Study of Safety and Tolerability of Multiple Intravenous Doses of ANZ-521 in Adults With Chronic Hepatitis C Virus
|ClinicalTrials.gov Identifier: NCT00800007|
Recruitment Status : Terminated
First Posted : December 1, 2008
Last Update Posted : February 20, 2009
|Condition or disease||Intervention/treatment||Phase|
|Chronic Hepatitis C||Drug: ANZ-521 Drug: Placebo||Phase 1 Phase 2|
This Phase 1/2 Randomized, Placebo Controlled, Double-Blind clinical trial will evaluate the safety, tolerability, and pharmacodynamics of ANZ-521, an investigational product that is a weakened form (attenuated) of Listeria monocytogenes, a type of bacteria that is commonly found in the environment. ANZ-521 has been altered in the lab to reduce its ability to cause disease, while maintaining stimulation of the immune system. ANZ-521 has also been genetically modified with recombinant DNA to encode consensus sequence antigens called NS5B polymerase and NS3 proteinase that correspond to viral proteins found on the virus causing Hepatitis C. It is hoped that ANZ-521 will stimulate an immune response to the Hepatitis C virus (HCV) in the liver, thereby demonstrating an effective therapy for individuals with chronic HCV infection.

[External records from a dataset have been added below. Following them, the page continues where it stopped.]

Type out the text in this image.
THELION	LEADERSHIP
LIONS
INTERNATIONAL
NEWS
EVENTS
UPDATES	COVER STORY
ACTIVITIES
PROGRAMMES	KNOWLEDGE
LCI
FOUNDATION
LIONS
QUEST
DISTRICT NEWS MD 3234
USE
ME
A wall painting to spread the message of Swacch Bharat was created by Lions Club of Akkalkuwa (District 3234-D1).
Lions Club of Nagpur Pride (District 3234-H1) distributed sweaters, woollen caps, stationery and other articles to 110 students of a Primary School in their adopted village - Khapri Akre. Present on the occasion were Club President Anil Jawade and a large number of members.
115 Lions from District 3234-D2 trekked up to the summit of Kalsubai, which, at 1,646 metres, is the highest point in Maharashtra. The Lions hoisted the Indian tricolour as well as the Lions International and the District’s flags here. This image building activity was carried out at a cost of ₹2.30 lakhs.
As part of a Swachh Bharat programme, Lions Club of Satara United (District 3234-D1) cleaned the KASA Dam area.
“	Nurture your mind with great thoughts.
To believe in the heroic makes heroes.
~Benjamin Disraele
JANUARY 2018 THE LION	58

The purpose of this first clinical trial with ANZ-521 is to identify an appropriate dose of the investigational agent for later clinical studies and to explore safety when given to consenting adults with HCV. Immunological response to ANZ-521 in study participants will also be measured. Patients who choose to enter the study must meet all study entry criteria. The first part of the study (Part A) will enroll subjects who have received prior treatment with standard of care therapy for HCV. The second part of the study (Part B) will enroll subjects who have not previously received standard of care therapy for HCV or were intolerant to standard of care. Qualifying study patients will be assigned to receive one of at least 2 dose levels of ANZ-521 or placebo. Each patient may receive up to 3 intravenous administrations (28 days apart) of ANZ-521 or placebo at their assigned dose level.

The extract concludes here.